Propor atividades coletivas é um primeiro passo rumo ao compartilhar. Ex. a classe inteira participa da pintura de um mural; uma vez por semana todos podem trocar os lanches trazidos de casa; o professor coloca guaches e massinhas sobre a mesa para que todos produzam trabalhinhos, etc.
Coordenar as relações entre os alunos com sensibilidade também faz parte da função do professor. Saber discernir uma situação ´que se resolverá naturalmente de uma em que é preciso interceder pode ser um desafio. Jeja algumas orientações:
1- Sentir-se excluída uma vez ou outra não constitui um drama para a criança. Mas sempre ser deixada de lado pelos coleguinhas pode lhe trazer sofrimento. Não deixe que um de seus alunos seja isolado repetidamente das brincadeiras. Desmanche panelinhasa se for preciso;
2- O mesmo funciona para ofensas e apelidos, tão comuns nas relações infantis. Deixe claro que não se deve taxar o colega. Questione o ofensor: "VOCÊ GOSTARIA DE SER TRATADO ASSIM?"
3- Intervenha em situações em que prevalece a lei do mais forte. ( Quando um rouba o brinquedo do outro)
Entre o início da socialização e a prática do compartilhar, há algumas etapas importantes para a intervenção do professor:crianças de 0 a 3 anos...
1- A principal relação da vida da criança é coma mãe, e ela não enxerga os outros ainda;
2- Percebe as outras pessoas, mas ainda tende a se entreter sozinha ou em dupla;
3- Já sente prazer em dividir. Inventa brincadeiras por si mesma, mas tam´bém convida os outros para brincar..."VOCÊ QUER BRINCAR DA MINHA BRINCADEIRA?
4- Começa de fato a compartilhar e se divertir em grupo.

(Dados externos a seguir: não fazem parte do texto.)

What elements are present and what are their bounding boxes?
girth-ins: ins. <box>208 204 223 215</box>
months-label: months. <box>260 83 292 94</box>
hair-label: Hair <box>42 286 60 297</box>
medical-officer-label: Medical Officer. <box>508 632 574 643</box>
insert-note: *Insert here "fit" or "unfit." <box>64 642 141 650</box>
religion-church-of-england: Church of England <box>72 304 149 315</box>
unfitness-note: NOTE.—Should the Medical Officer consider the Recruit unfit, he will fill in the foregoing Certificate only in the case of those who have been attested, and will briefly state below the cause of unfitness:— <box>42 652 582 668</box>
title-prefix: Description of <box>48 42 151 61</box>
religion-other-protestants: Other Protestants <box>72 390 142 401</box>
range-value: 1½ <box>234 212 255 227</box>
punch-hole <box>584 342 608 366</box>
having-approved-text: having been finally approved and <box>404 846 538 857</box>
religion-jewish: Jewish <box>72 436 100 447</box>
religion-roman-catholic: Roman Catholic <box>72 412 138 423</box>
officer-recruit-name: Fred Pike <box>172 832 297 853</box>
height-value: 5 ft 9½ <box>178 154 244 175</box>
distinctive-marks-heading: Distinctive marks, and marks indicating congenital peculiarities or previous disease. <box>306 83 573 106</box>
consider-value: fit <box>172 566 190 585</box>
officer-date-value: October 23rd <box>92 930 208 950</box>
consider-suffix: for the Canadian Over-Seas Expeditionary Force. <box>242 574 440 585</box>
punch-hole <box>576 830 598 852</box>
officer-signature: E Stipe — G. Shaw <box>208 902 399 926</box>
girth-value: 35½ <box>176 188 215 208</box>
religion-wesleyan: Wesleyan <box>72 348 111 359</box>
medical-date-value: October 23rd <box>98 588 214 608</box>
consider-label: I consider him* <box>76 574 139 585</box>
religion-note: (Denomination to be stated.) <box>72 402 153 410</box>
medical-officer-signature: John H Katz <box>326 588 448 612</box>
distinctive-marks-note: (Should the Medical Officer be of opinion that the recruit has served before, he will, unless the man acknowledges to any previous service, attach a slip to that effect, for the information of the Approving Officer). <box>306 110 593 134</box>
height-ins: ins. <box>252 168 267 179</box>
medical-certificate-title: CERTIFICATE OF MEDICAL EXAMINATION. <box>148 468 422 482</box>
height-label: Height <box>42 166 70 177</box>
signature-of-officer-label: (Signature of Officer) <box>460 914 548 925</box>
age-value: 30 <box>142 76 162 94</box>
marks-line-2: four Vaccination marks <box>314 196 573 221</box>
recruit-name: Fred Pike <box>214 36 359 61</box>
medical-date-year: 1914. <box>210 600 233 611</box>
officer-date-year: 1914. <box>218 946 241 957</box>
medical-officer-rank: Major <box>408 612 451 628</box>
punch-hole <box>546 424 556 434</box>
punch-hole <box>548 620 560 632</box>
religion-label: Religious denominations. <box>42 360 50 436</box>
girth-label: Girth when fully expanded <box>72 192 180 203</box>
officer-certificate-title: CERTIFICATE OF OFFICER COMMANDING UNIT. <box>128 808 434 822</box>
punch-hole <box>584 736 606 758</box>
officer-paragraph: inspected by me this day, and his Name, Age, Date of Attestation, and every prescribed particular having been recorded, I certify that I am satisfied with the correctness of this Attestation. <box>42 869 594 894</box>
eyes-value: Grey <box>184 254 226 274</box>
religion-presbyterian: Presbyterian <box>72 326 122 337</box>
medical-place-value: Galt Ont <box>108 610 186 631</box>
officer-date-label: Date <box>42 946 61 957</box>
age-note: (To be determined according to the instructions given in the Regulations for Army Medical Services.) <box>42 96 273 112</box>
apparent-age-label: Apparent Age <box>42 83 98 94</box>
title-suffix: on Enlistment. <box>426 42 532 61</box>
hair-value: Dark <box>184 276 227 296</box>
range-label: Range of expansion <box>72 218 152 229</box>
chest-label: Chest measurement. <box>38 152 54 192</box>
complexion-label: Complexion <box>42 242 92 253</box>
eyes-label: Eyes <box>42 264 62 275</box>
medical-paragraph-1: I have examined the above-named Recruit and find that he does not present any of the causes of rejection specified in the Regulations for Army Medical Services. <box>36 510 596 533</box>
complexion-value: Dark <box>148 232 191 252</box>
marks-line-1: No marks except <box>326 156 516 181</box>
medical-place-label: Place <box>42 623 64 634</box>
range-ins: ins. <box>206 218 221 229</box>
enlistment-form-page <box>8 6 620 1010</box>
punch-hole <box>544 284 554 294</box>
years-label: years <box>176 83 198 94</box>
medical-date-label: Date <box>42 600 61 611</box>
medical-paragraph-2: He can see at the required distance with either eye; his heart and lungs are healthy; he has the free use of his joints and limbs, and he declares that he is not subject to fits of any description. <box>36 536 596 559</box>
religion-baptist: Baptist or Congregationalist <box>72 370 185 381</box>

Jogos cooperativos contribuem para a formação de um ser humano solidário e consciente. A escola muitas vezes sem perceber, valoriza a vitória e os resultados no ligar da qualidade e do progresso. Essa tendência estimula nos alunos posturas competitivas, que podem acabar sendo reproduzidas durante toda a vida: rivalidade, exploração de seus semelhantes, falta de solidariedade, exclusão, violência, etc.
No processo de aprendizagem, a competição gera o medo de falhar, reduzindo assim, a expressão de capacidades e o desenvolvimento da criança. Um ambiente competitivo aumenta a tensão e a frustração e pode desencadear a agressividade.Aplicar jogos cooperativos ajuda essa propensão, uma vez que, neles, os alunos jogam uns com os outros e não uns contra os outros, participando ativamente do processo de construção do conhecimento.